The U.S. is currently experiencing the fourth in a series of helium shortages since 2006, according to helium consultant Phil Kornbluth.

“The world has experienced eight years of helium shortage in the last 17. It’s been a pretty unreliable supply chain,” he said, noting war in Ukraine has indefinitely disrupted Russia’s supply of helium to the global marketplace. “The prices of helium in many cases have doubled since January 2022. Contract prices have increased 50 to 100%, in some cases, even more.” 

Kornbluth said selling the reserve now may create further price hikes.  

“I would definitely be in favor of putting the sale of the Federal Helium Reserve on at least a temporary hold,” he said. “The world’s supply of helium right now is pretty fragile. We’re in a shortage.” 

But exactly how long the sale of the Federal Helium Reserve can be delayed — or whether the sale of the reserve can potentially be stopped permanently — is complicated. 

“I think there’s a lot of questions about who’s got what authority to do what,” said Mark Elsesser, director of government affairs for the American Physical Society, the largest physics membership group in the nation. He has been communicating with government agencies for years about the merits of helium and as recently as last month met with government officials to discuss the reserve. 

“It was an act of Congress that said this thing was going to be sold, so I believe it will take an act of Congress to say this won’t be sold.”

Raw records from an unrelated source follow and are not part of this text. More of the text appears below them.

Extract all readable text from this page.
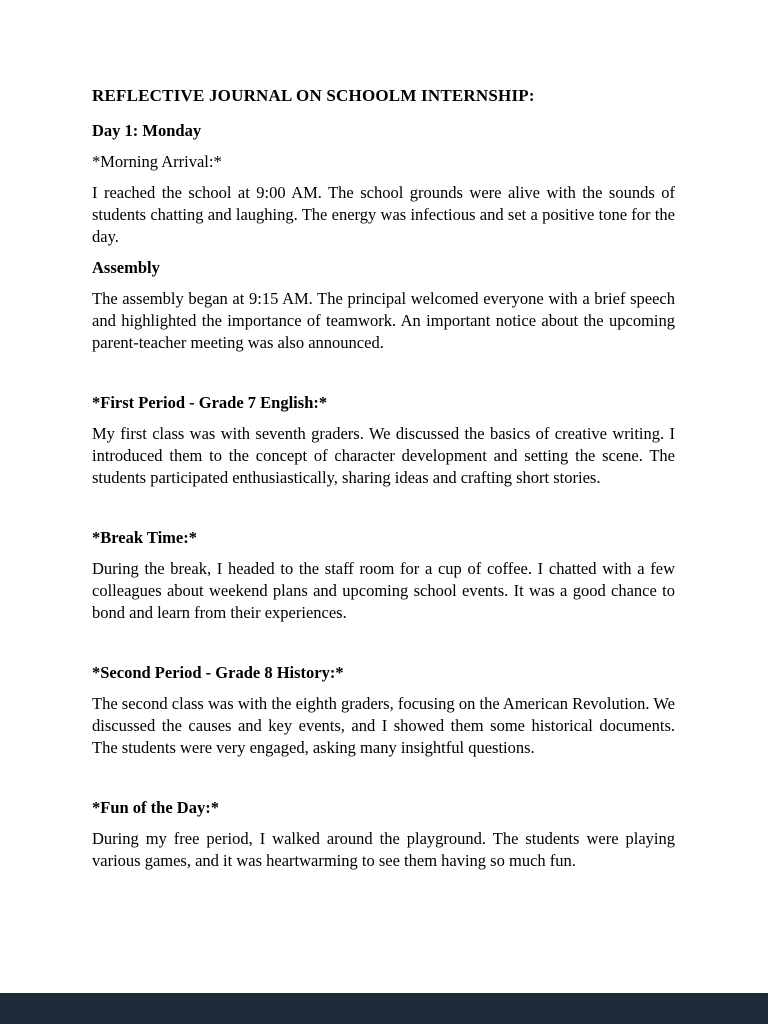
REFLECTIVE JOURNAL ON SCHOOLM INTERNSHIP:

Day 1: Monday

*Morning Arrival:*

I reached the school at 9:00 AM. The school grounds were alive with the sounds of students chatting and laughing. The energy was infectious and set a positive tone for the day.

Assembly

The assembly began at 9:15 AM. The principal welcomed everyone with a brief speech and highlighted the importance of teamwork. An important notice about the upcoming parent-teacher meeting was also announced.

*First Period - Grade 7 English:*

My first class was with seventh graders. We discussed the basics of creative writing. I introduced them to the concept of character development and setting the scene. The students participated enthusiastically, sharing ideas and crafting short stories.

*Break Time:*

During the break, I headed to the staff room for a cup of coffee. I chatted with a few colleagues about weekend plans and upcoming school events. It was a good chance to bond and learn from their experiences.

*Second Period - Grade 8 History:*

The second class was with the eighth graders, focusing on the American Revolution. We discussed the causes and key events, and I showed them some historical documents. The students were very engaged, asking many insightful questions.

*Fun of the Day:*

During my free period, I walked around the playground. The students were playing various games, and it was heartwarming to see them having so much fun.
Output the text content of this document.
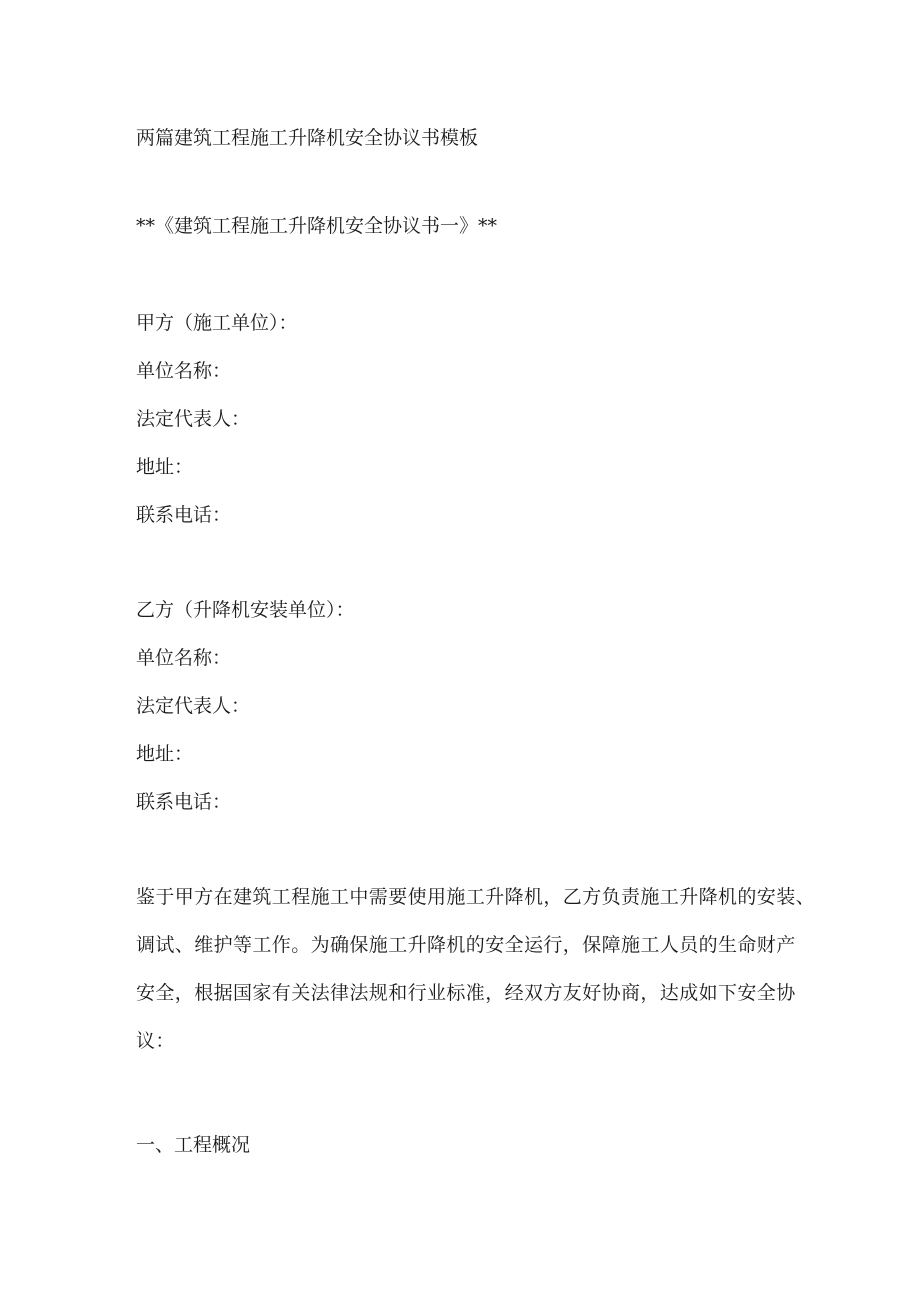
两篇建筑工程施工升降机安全协议书模板

**《建筑工程施工升降机安全协议书一》**

甲方（施工单位）：

单位名称：

法定代表人：

地址：

联系电话：

乙方（升降机安装单位）：

单位名称：

法定代表人：

地址：

联系电话：

鉴于甲方在建筑工程施工中需要使用施工升降机，乙方负责施工升降机的安装、
调试、维护等工作。为确保施工升降机的安全运行，保障施工人员的生命财产
安全，根据国家有关法律法规和行业标准，经双方友好协商，达成如下安全协
议：

一、工程概况
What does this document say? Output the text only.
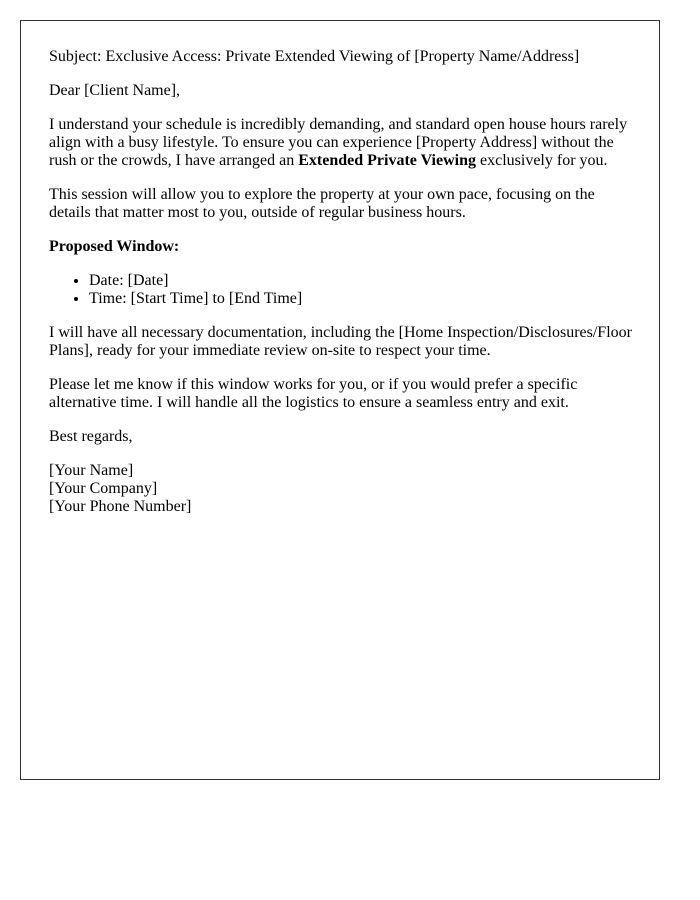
Subject: Exclusive Access: Private Extended Viewing of [Property Name/Address]

Dear [Client Name],

I understand your schedule is incredibly demanding, and standard open house hours rarely align with a busy lifestyle. To ensure you can experience [Property Address] without the rush or the crowds, I have arranged an Extended Private Viewing exclusively for you.

This session will allow you to explore the property at your own pace, focusing on the details that matter most to you, outside of regular business hours.

Proposed Window:

• Date: [Date]
• Time: [Start Time] to [End Time]

I will have all necessary documentation, including the [Home Inspection/Disclosures/Floor Plans], ready for your immediate review on-site to respect your time.

Please let me know if this window works for you, or if you would prefer a specific alternative time. I will handle all the logistics to ensure a seamless entry and exit.

Best regards,

[Your Name]
[Your Company]
[Your Phone Number]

While Elsesser said, in a perfect world scenario, he’d like to see the reserve remain in federal hands, he realizes it may be more realistic to focus on setting specific terms related to any eventual sale. 

 “For me, the real concern I have with the federal government selling the reserve is that the federal government will no longer have control at all over this irreplaceable, nonrenewable, critical natural resource,” he said. “Whoever the reserve is sold to, at that point, the federal government is solely negotiating with private companies on purchasing helium, whether it’s available or not. At the point of sale, the federal government is totally out of the helium game.”